In Malaysia, the basic features doctrine was also found to be inapplicable by the Federal Court in Phang Chin Hock v. Public Prosecutor. The Court remarked that the Indian Constitution was not drafted by "mere mortals", while the same could not be said for the Malaysian Constitution. The Indian Constitution was drafted by a constituent assembly representative of the Indian people in territorial, racial and community terms, while both the Malaysian and Singapore Constitutions were enacted by ordinary legislatures. Reliance on the drawing of distinctions between the Indian Constitution on the one hand and the Malaysian and Singapore Constitutions on the other on the basis of the history of their framing has been criticized as weak and inadequate.

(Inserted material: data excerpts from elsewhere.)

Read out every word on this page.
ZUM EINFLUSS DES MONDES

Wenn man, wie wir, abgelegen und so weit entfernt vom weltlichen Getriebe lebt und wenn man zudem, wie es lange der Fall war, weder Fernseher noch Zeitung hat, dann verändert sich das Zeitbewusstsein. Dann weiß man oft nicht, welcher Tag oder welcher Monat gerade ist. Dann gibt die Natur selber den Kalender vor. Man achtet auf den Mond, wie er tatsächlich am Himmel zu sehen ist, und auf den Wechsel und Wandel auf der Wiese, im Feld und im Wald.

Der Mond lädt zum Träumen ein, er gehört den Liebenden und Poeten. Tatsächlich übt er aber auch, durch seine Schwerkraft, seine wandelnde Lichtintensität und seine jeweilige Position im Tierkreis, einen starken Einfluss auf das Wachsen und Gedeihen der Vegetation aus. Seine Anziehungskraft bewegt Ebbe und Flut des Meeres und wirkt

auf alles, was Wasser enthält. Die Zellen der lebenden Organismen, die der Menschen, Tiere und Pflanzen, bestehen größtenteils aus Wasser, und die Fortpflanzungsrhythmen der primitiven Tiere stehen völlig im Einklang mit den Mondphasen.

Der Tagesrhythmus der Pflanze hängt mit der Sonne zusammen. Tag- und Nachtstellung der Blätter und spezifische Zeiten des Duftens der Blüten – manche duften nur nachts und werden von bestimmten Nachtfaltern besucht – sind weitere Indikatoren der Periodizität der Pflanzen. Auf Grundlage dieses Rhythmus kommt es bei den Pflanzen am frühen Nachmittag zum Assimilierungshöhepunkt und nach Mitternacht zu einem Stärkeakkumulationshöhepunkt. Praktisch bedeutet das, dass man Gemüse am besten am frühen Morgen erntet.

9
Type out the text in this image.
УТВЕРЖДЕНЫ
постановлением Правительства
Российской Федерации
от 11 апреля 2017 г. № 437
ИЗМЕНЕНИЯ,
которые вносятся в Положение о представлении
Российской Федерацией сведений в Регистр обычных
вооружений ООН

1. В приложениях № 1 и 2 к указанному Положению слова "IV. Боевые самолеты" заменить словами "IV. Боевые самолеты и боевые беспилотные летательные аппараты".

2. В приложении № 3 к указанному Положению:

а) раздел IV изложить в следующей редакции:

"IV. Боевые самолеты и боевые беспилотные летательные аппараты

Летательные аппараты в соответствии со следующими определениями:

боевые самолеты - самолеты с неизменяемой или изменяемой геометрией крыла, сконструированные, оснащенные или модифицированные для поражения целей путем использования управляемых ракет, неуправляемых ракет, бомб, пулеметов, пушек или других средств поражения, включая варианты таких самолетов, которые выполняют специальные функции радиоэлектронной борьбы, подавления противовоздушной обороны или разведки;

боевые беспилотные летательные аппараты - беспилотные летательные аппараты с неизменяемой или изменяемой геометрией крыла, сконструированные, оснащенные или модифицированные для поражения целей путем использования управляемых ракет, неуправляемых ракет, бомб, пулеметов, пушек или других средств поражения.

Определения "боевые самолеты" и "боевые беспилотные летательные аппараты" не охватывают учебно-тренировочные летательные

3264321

A contrary opinion notes that the basic features doctrine is necessary to provide a legal safeguard for the basic structure of the Constitution. The less permanence judges attach to the Constitution the more easily it can be eroded, and the less stability is accorded to the "supreme law of the land". This fear can be reinforced by the example of Hitler's "legal" rise to power in 1933 – the lack of restrictions on constitutional amendment allowed him to diminish the Weimar Constitution and set up his dictatorship. With the dominance of one party in the Singapore Parliament, it is all the more important to protect the essential features of Singapore's Constitution.

Nonetheless, the rejection of the basic features doctrine may have paved the way for fundamental changes to be made to the Singapore Constitution over the years, including the introduction of Group Representation Constituencies, Non-constituency Members of Parliament, Nominated Members of Parliament and the Elected President. Such changes may not have happened or may have faced the possibility of being pronounced unconstitutional by the courts if the basic features doctrine was applicable in Singapore.